LETTER: Come on in; Heritage Forest trails are fine

Here in Qualicum Beach, people do have an appreciation for nature and its importance. In 2008, a protective conservation covenant was signed between the town, the Brown Property Preservation Society (BPPS) and the Land Conservancy of B.C. (TLC). Newcomers to the area may not be aware that these lands were originally proposed for sale as a residential development. This 50-acre forest, formerly the Brown Property, is now the Heritage Forest.

The BPPS was formed in 1996 after the Brown family’s plans to sell the land became known. The Society raised more than two-thirds of the money through its tireless community fundraising efforts to save this forest. The town generously contributed the remaining funds for purchase in 2004. Collectively, concerned citizens had a vision for those lands and made it a reality.

Remnant pockets of huge, 400-year-old Douglas fir trees still stand along the banks of Beach Creek. The oldest and largest tree in the forest is about 800 years old. The balance of the forest has regrown from logging in the 1910s. Barred owls and pileated woodpeckers are old-growth key indicator wildlife species often seen and heard in the forest. Interpretive signage borders the easy-to-walk mulch trails that take in the natural features.

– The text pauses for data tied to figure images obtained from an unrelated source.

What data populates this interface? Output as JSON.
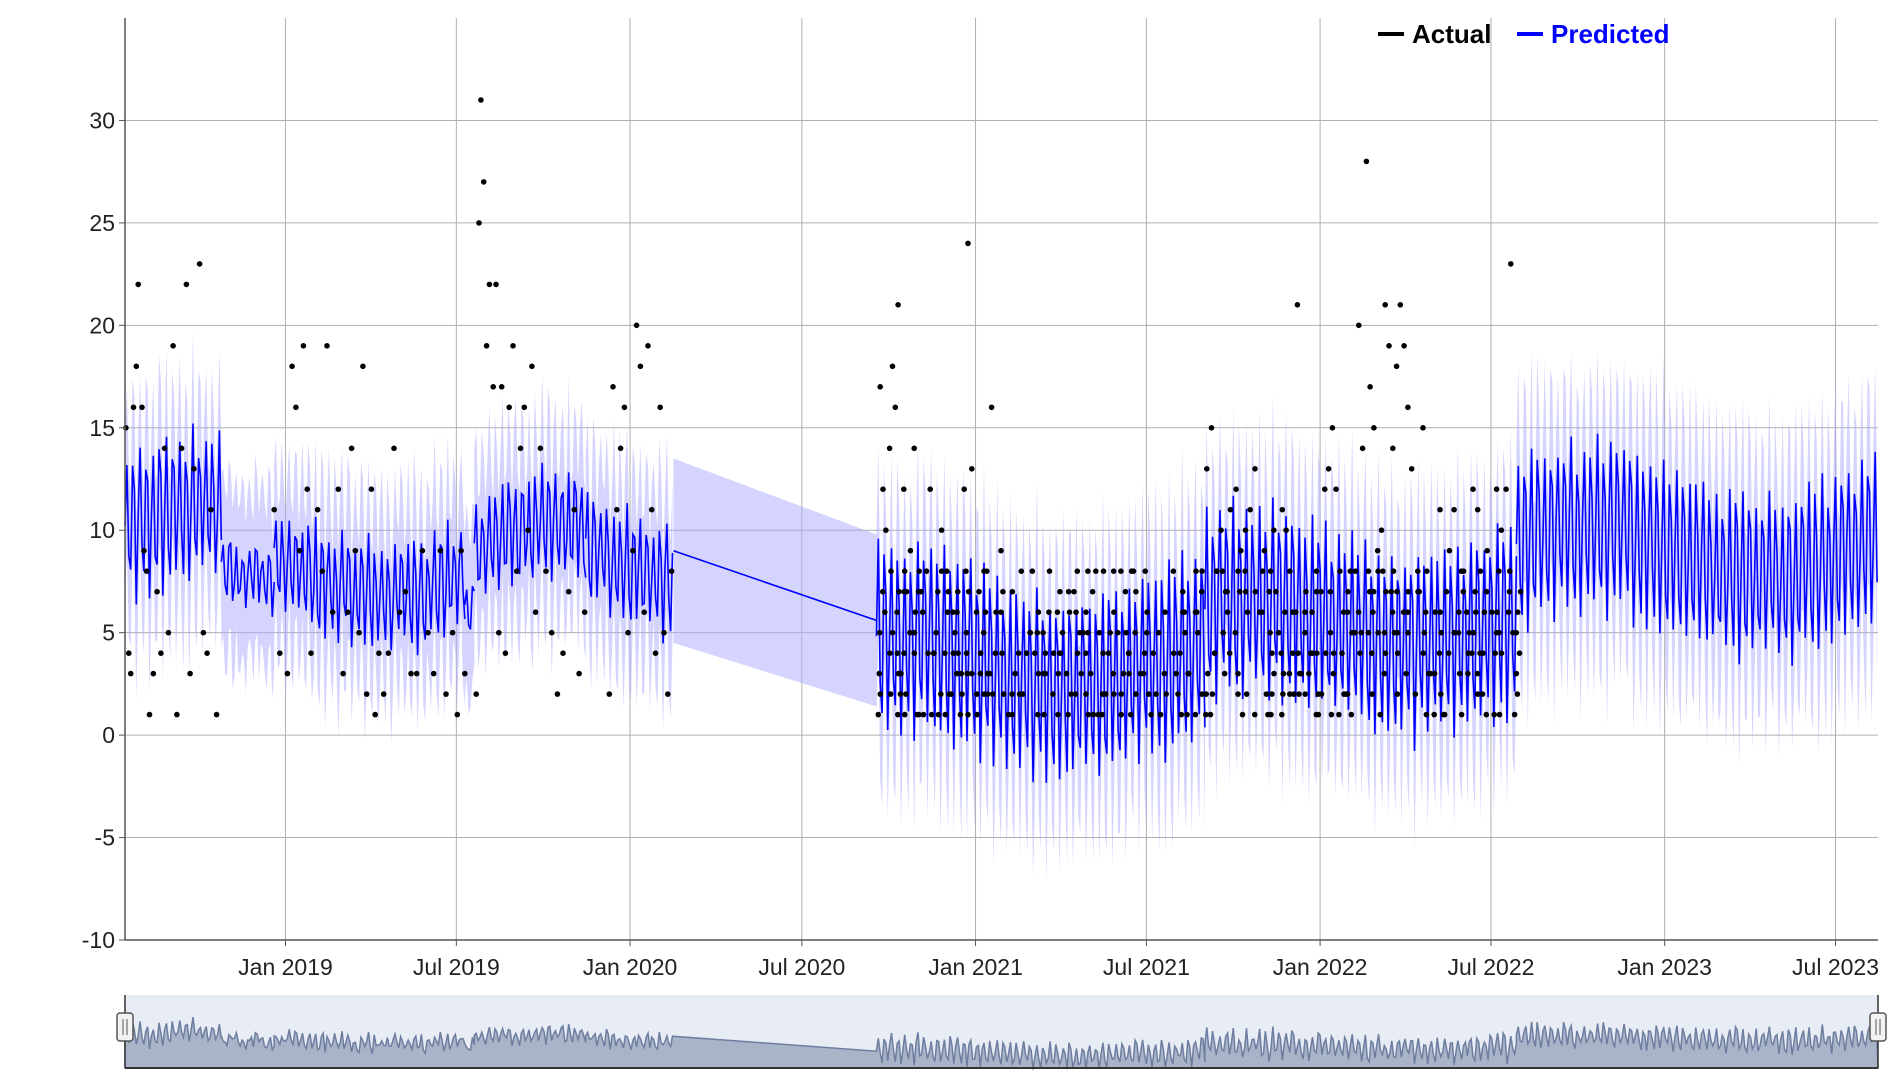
{
  "chart_data": {
    "type": "scatter",
    "title": "",
    "xlabel": "",
    "ylabel": "",
    "ylim": [
      -10,
      35
    ],
    "xlim": [
      "2018-07-15",
      "2023-08-15"
    ],
    "grid": true,
    "legend_position": "top-right",
    "y_ticks": [
      "-10",
      "-5",
      "0",
      "5",
      "10",
      "15",
      "20",
      "25",
      "30"
    ],
    "x_ticks": [
      {
        "date": "2019-01-01",
        "label": "Jan 2019"
      },
      {
        "date": "2019-07-01",
        "label": "Jul 2019"
      },
      {
        "date": "2020-01-01",
        "label": "Jan 2020"
      },
      {
        "date": "2020-07-01",
        "label": "Jul 2020"
      },
      {
        "date": "2021-01-01",
        "label": "Jan 2021"
      },
      {
        "date": "2021-07-01",
        "label": "Jul 2021"
      },
      {
        "date": "2022-01-01",
        "label": "Jan 2022"
      },
      {
        "date": "2022-07-01",
        "label": "Jul 2022"
      },
      {
        "date": "2023-01-01",
        "label": "Jan 2023"
      },
      {
        "date": "2023-07-01",
        "label": "Jul 2023"
      }
    ],
    "legend": [
      {
        "name": "Actual",
        "color": "#000000"
      },
      {
        "name": "Predicted",
        "color": "#0000ff"
      }
    ],
    "actual_points": [
      [
        "2018-07-16",
        15
      ],
      [
        "2018-07-19",
        4
      ],
      [
        "2018-07-21",
        3
      ],
      [
        "2018-07-24",
        16
      ],
      [
        "2018-07-27",
        18
      ],
      [
        "2018-07-29",
        22
      ],
      [
        "2018-08-02",
        16
      ],
      [
        "2018-08-04",
        9
      ],
      [
        "2018-08-07",
        8
      ],
      [
        "2018-08-10",
        1
      ],
      [
        "2018-08-14",
        3
      ],
      [
        "2018-08-18",
        7
      ],
      [
        "2018-08-22",
        4
      ],
      [
        "2018-08-26",
        14
      ],
      [
        "2018-08-30",
        5
      ],
      [
        "2018-09-04",
        19
      ],
      [
        "2018-09-08",
        1
      ],
      [
        "2018-09-13",
        14
      ],
      [
        "2018-09-18",
        22
      ],
      [
        "2018-09-22",
        3
      ],
      [
        "2018-09-26",
        13
      ],
      [
        "2018-10-02",
        23
      ],
      [
        "2018-10-06",
        5
      ],
      [
        "2018-10-10",
        4
      ],
      [
        "2018-10-14",
        11
      ],
      [
        "2018-10-20",
        1
      ],
      [
        "2018-12-20",
        11
      ],
      [
        "2018-12-26",
        4
      ],
      [
        "2019-01-03",
        3
      ],
      [
        "2019-01-08",
        18
      ],
      [
        "2019-01-12",
        16
      ],
      [
        "2019-01-16",
        9
      ],
      [
        "2019-01-20",
        19
      ],
      [
        "2019-01-24",
        12
      ],
      [
        "2019-01-28",
        4
      ],
      [
        "2019-02-04",
        11
      ],
      [
        "2019-02-09",
        8
      ],
      [
        "2019-02-14",
        19
      ],
      [
        "2019-02-20",
        6
      ],
      [
        "2019-02-26",
        12
      ],
      [
        "2019-03-03",
        3
      ],
      [
        "2019-03-08",
        6
      ],
      [
        "2019-03-12",
        14
      ],
      [
        "2019-03-16",
        9
      ],
      [
        "2019-03-20",
        5
      ],
      [
        "2019-03-24",
        18
      ],
      [
        "2019-03-28",
        2
      ],
      [
        "2019-04-02",
        12
      ],
      [
        "2019-04-06",
        1
      ],
      [
        "2019-04-10",
        4
      ],
      [
        "2019-04-15",
        2
      ],
      [
        "2019-04-20",
        4
      ],
      [
        "2019-04-26",
        14
      ],
      [
        "2019-05-02",
        6
      ],
      [
        "2019-05-08",
        7
      ],
      [
        "2019-05-14",
        3
      ],
      [
        "2019-05-20",
        3
      ],
      [
        "2019-05-26",
        9
      ],
      [
        "2019-06-01",
        5
      ],
      [
        "2019-06-07",
        3
      ],
      [
        "2019-06-14",
        9
      ],
      [
        "2019-06-20",
        2
      ],
      [
        "2019-06-27",
        5
      ],
      [
        "2019-07-02",
        1
      ],
      [
        "2019-07-06",
        9
      ],
      [
        "2019-07-10",
        3
      ],
      [
        "2019-07-22",
        2
      ],
      [
        "2019-07-25",
        25
      ],
      [
        "2019-07-27",
        31
      ],
      [
        "2019-07-30",
        27
      ],
      [
        "2019-08-02",
        19
      ],
      [
        "2019-08-05",
        22
      ],
      [
        "2019-08-09",
        17
      ],
      [
        "2019-08-12",
        22
      ],
      [
        "2019-08-15",
        5
      ],
      [
        "2019-08-18",
        17
      ],
      [
        "2019-08-22",
        4
      ],
      [
        "2019-08-26",
        16
      ],
      [
        "2019-08-30",
        19
      ],
      [
        "2019-09-03",
        8
      ],
      [
        "2019-09-07",
        14
      ],
      [
        "2019-09-11",
        16
      ],
      [
        "2019-09-15",
        10
      ],
      [
        "2019-09-19",
        18
      ],
      [
        "2019-09-23",
        6
      ],
      [
        "2019-09-28",
        14
      ],
      [
        "2019-10-04",
        8
      ],
      [
        "2019-10-10",
        5
      ],
      [
        "2019-10-16",
        2
      ],
      [
        "2019-10-22",
        4
      ],
      [
        "2019-10-28",
        7
      ],
      [
        "2019-11-03",
        11
      ],
      [
        "2019-11-08",
        3
      ],
      [
        "2019-11-14",
        6
      ],
      [
        "2019-12-10",
        2
      ],
      [
        "2019-12-14",
        17
      ],
      [
        "2019-12-18",
        11
      ],
      [
        "2019-12-22",
        14
      ],
      [
        "2019-12-26",
        16
      ],
      [
        "2019-12-30",
        5
      ],
      [
        "2020-01-04",
        9
      ],
      [
        "2020-01-08",
        20
      ],
      [
        "2020-01-12",
        18
      ],
      [
        "2020-01-16",
        6
      ],
      [
        "2020-01-20",
        19
      ],
      [
        "2020-01-24",
        11
      ],
      [
        "2020-01-28",
        4
      ],
      [
        "2020-02-02",
        16
      ],
      [
        "2020-02-06",
        5
      ],
      [
        "2020-02-10",
        2
      ],
      [
        "2020-02-14",
        8
      ],
      [
        "2020-09-20",
        1
      ],
      [
        "2020-09-22",
        17
      ],
      [
        "2020-09-25",
        12
      ],
      [
        "2020-09-28",
        10
      ],
      [
        "2020-10-02",
        14
      ],
      [
        "2020-10-05",
        18
      ],
      [
        "2020-10-08",
        16
      ],
      [
        "2020-10-11",
        21
      ],
      [
        "2020-10-14",
        3
      ],
      [
        "2020-10-17",
        12
      ],
      [
        "2020-10-20",
        7
      ],
      [
        "2020-10-24",
        9
      ],
      [
        "2020-10-28",
        14
      ],
      [
        "2020-11-02",
        1
      ],
      [
        "2020-11-06",
        6
      ],
      [
        "2020-11-10",
        8
      ],
      [
        "2020-11-14",
        12
      ],
      [
        "2020-11-18",
        4
      ],
      [
        "2020-11-22",
        7
      ],
      [
        "2020-11-26",
        10
      ],
      [
        "2020-11-30",
        1
      ],
      [
        "2020-12-04",
        2
      ],
      [
        "2020-12-08",
        6
      ],
      [
        "2020-12-12",
        3
      ],
      [
        "2020-12-16",
        1
      ],
      [
        "2020-12-20",
        12
      ],
      [
        "2020-12-24",
        24
      ],
      [
        "2020-12-28",
        13
      ],
      [
        "2021-01-02",
        6
      ],
      [
        "2021-01-06",
        3
      ],
      [
        "2021-01-10",
        8
      ],
      [
        "2021-01-14",
        2
      ],
      [
        "2021-01-18",
        16
      ],
      [
        "2021-01-22",
        4
      ],
      [
        "2021-01-28",
        9
      ],
      [
        "2021-02-05",
        1
      ],
      [
        "2021-02-12",
        3
      ],
      [
        "2021-02-20",
        2
      ],
      [
        "2021-02-28",
        5
      ],
      [
        "2021-03-08",
        1
      ],
      [
        "2021-03-16",
        3
      ],
      [
        "2021-03-24",
        2
      ],
      [
        "2021-04-01",
        4
      ],
      [
        "2021-04-09",
        1
      ],
      [
        "2021-04-17",
        2
      ],
      [
        "2021-04-25",
        5
      ],
      [
        "2021-05-03",
        3
      ],
      [
        "2021-05-11",
        1
      ],
      [
        "2021-05-19",
        2
      ],
      [
        "2021-05-27",
        3
      ],
      [
        "2021-06-04",
        8
      ],
      [
        "2021-06-12",
        4
      ],
      [
        "2021-06-20",
        2
      ],
      [
        "2021-06-28",
        3
      ],
      [
        "2021-07-06",
        1
      ],
      [
        "2021-07-14",
        5
      ],
      [
        "2021-07-22",
        2
      ],
      [
        "2021-07-30",
        4
      ],
      [
        "2021-08-07",
        1
      ],
      [
        "2021-08-15",
        3
      ],
      [
        "2021-08-22",
        6
      ],
      [
        "2021-08-29",
        2
      ],
      [
        "2021-09-03",
        13
      ],
      [
        "2021-09-08",
        15
      ],
      [
        "2021-09-13",
        8
      ],
      [
        "2021-09-18",
        10
      ],
      [
        "2021-09-23",
        7
      ],
      [
        "2021-09-28",
        11
      ],
      [
        "2021-10-04",
        12
      ],
      [
        "2021-10-09",
        9
      ],
      [
        "2021-10-14",
        10
      ],
      [
        "2021-10-19",
        11
      ],
      [
        "2021-10-24",
        13
      ],
      [
        "2021-10-29",
        6
      ],
      [
        "2021-11-03",
        9
      ],
      [
        "2021-11-08",
        7
      ],
      [
        "2021-11-13",
        10
      ],
      [
        "2021-11-18",
        5
      ],
      [
        "2021-11-22",
        11
      ],
      [
        "2021-11-26",
        10
      ],
      [
        "2021-11-30",
        8
      ],
      [
        "2021-12-04",
        2
      ],
      [
        "2021-12-08",
        21
      ],
      [
        "2021-12-12",
        3
      ],
      [
        "2021-12-16",
        6
      ],
      [
        "2021-12-20",
        3
      ],
      [
        "2021-12-24",
        4
      ],
      [
        "2021-12-28",
        1
      ],
      [
        "2022-01-02",
        7
      ],
      [
        "2022-01-06",
        12
      ],
      [
        "2022-01-10",
        13
      ],
      [
        "2022-01-14",
        15
      ],
      [
        "2022-01-18",
        12
      ],
      [
        "2022-01-22",
        8
      ],
      [
        "2022-01-26",
        6
      ],
      [
        "2022-01-30",
        2
      ],
      [
        "2022-02-03",
        1
      ],
      [
        "2022-02-07",
        5
      ],
      [
        "2022-02-11",
        20
      ],
      [
        "2022-02-15",
        14
      ],
      [
        "2022-02-19",
        28
      ],
      [
        "2022-02-23",
        17
      ],
      [
        "2022-02-27",
        15
      ],
      [
        "2022-03-03",
        9
      ],
      [
        "2022-03-07",
        10
      ],
      [
        "2022-03-11",
        21
      ],
      [
        "2022-03-15",
        19
      ],
      [
        "2022-03-19",
        14
      ],
      [
        "2022-03-23",
        18
      ],
      [
        "2022-03-27",
        21
      ],
      [
        "2022-03-31",
        19
      ],
      [
        "2022-04-04",
        16
      ],
      [
        "2022-04-08",
        13
      ],
      [
        "2022-04-12",
        2
      ],
      [
        "2022-04-16",
        7
      ],
      [
        "2022-04-20",
        15
      ],
      [
        "2022-04-24",
        8
      ],
      [
        "2022-04-28",
        3
      ],
      [
        "2022-05-03",
        6
      ],
      [
        "2022-05-08",
        11
      ],
      [
        "2022-05-13",
        1
      ],
      [
        "2022-05-18",
        9
      ],
      [
        "2022-05-23",
        11
      ],
      [
        "2022-05-28",
        6
      ],
      [
        "2022-06-02",
        8
      ],
      [
        "2022-06-07",
        4
      ],
      [
        "2022-06-12",
        12
      ],
      [
        "2022-06-17",
        11
      ],
      [
        "2022-06-22",
        2
      ],
      [
        "2022-06-27",
        9
      ],
      [
        "2022-07-02",
        6
      ],
      [
        "2022-07-07",
        12
      ],
      [
        "2022-07-12",
        10
      ],
      [
        "2022-07-17",
        12
      ],
      [
        "2022-07-22",
        23
      ],
      [
        "2022-07-26",
        1
      ]
    ],
    "actual_dense_rows": [
      {
        "start": "2020-09-20",
        "end": "2022-07-28",
        "values": [
          1,
          2,
          3,
          4,
          5,
          6,
          7,
          8
        ]
      }
    ],
    "predicted_segments": [
      {
        "start": "2018-07-15",
        "end": "2018-10-25",
        "mean": 10,
        "amplitude": 3.5,
        "period_days": 7,
        "band": 3.5
      },
      {
        "start": "2018-10-25",
        "end": "2018-12-20",
        "mean": 7,
        "amplitude": 1.5,
        "period_days": 7,
        "band": 3.5
      },
      {
        "start": "2018-12-20",
        "end": "2019-07-10",
        "mean": 8,
        "amplitude": 2.5,
        "period_days": 7,
        "band": 3.5
      },
      {
        "start": "2019-07-10",
        "end": "2019-07-20",
        "mean": 6,
        "amplitude": 1.5,
        "period_days": 7,
        "band": 3.5
      },
      {
        "start": "2019-07-20",
        "end": "2019-11-15",
        "mean": 9,
        "amplitude": 2.5,
        "period_days": 7,
        "band": 3.5
      },
      {
        "start": "2019-11-15",
        "end": "2020-02-16",
        "mean": 8,
        "amplitude": 2.5,
        "period_days": 7,
        "band": 3.5
      },
      {
        "start": "2020-09-18",
        "end": "2021-09-01",
        "mean": 3.5,
        "amplitude": 4.5,
        "period_days": 7,
        "band": 4
      },
      {
        "start": "2021-09-01",
        "end": "2022-07-28",
        "mean": 5.5,
        "amplitude": 4.5,
        "period_days": 7,
        "band": 4
      },
      {
        "start": "2022-07-28",
        "end": "2023-08-15",
        "mean": 9,
        "amplitude": 4,
        "period_days": 7,
        "band": 4
      }
    ],
    "predicted_gap": {
      "start": "2020-02-16",
      "end": "2020-09-18",
      "start_value": 9,
      "end_value": 5.6,
      "start_band": 4.5,
      "end_band": 4.2
    }
  }
}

We are most fortunate to have these biologically rich lands preserved in Qualicum Beach. It serves to remind us of what the magnificent coastal Douglas fir forests were once like. Very little of this forest type has been preserved in Coastal B.C. Yet locally, we have this unique green space for present and future generations to enjoy. This is your forest and it is for the appreciation and enjoyment of nature in perpetuity. Because of you, this forest still stands! If you haven’t done so lately, go walk the trails.